A New Growth Model for Europe’s Neighborhood
Countries in Europe and its broader neighborhood cannot base long-term growth on their low-wage comparative advantage. Instead, they must lay the foundations of future-oriented growth models, including by improving governance, investing in infrastructure, and promoting environmental sustainability.
LONDON – More than ten years after the global financial crisis, the world economy is finally enjoying a broad-based recovery. Europe and its broader neighborhood are no exception: economic growth in almost every country in Central and Eastern Europe, Central Asia, the Middle East, and North Africa, as well as in Russia and Turkey, has accelerated in the last year, and is projected to remain robust. Yet new challenges loom. If not addressed, these regions’ prospects will dim.
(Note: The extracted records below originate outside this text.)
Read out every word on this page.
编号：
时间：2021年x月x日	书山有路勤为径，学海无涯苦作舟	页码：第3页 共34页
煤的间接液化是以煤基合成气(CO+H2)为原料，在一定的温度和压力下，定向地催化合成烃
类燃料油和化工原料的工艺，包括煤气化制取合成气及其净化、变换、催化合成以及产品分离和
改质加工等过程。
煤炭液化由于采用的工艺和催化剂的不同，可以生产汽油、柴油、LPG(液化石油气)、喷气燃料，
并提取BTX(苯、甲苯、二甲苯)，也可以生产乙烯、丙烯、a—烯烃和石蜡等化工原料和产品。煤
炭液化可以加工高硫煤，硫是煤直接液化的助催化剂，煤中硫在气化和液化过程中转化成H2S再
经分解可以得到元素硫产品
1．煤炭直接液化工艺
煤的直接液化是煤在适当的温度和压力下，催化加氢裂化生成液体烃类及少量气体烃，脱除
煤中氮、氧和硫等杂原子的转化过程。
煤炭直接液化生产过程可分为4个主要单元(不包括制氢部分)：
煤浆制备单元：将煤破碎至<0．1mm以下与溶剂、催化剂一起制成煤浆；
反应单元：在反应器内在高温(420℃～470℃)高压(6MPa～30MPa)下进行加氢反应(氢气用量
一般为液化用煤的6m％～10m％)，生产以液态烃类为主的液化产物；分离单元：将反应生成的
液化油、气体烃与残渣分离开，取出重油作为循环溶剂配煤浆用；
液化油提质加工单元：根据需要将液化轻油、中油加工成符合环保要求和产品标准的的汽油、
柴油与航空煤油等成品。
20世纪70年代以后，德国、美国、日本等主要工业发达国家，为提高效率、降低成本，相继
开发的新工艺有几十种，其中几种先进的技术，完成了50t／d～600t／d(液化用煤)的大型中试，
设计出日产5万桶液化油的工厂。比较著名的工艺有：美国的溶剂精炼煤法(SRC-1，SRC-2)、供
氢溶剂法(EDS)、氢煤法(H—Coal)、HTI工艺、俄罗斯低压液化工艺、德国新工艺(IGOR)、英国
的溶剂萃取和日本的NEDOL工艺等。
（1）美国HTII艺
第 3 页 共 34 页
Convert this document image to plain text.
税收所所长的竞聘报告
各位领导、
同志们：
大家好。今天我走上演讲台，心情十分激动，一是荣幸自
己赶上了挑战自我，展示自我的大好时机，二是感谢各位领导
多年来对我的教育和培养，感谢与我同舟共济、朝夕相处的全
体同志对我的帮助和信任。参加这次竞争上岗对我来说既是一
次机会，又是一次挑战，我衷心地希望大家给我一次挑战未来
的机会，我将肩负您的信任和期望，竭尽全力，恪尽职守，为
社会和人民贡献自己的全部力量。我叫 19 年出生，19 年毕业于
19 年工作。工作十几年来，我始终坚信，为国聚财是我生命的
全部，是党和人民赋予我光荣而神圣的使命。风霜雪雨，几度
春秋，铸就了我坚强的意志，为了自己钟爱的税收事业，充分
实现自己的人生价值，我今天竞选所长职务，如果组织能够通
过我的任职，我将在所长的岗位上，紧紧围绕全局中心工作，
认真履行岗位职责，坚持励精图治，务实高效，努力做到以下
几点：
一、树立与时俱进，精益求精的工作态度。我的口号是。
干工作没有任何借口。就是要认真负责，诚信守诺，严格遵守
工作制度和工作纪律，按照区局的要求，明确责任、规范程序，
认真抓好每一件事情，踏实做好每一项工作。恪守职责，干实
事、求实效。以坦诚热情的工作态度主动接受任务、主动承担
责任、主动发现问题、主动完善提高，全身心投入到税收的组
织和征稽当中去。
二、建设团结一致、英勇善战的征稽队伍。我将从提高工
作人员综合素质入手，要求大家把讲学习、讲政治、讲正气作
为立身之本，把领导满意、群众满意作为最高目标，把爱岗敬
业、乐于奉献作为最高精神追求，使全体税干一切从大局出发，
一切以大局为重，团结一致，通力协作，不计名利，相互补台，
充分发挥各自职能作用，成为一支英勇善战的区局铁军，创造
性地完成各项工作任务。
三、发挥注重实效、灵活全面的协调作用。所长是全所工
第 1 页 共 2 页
As the European Bank for Reconstruction and Development’s new Transition Report shows, before the Great Recession, the countries of Europe and its broader neighborhood were outperforming comparable emerging economies elsewhere. In recent years, however, the tables have turned – and the gap is growing.
The explanation is straightforward. Previously, Europe and its broader neighborhood enjoyed high total factor productivity (TFP) growth. By eliminating many of the inefficiencies inherited from their socialist or otherwise dirigiste pasts, these countries were putting their capital and labor to increasingly good use.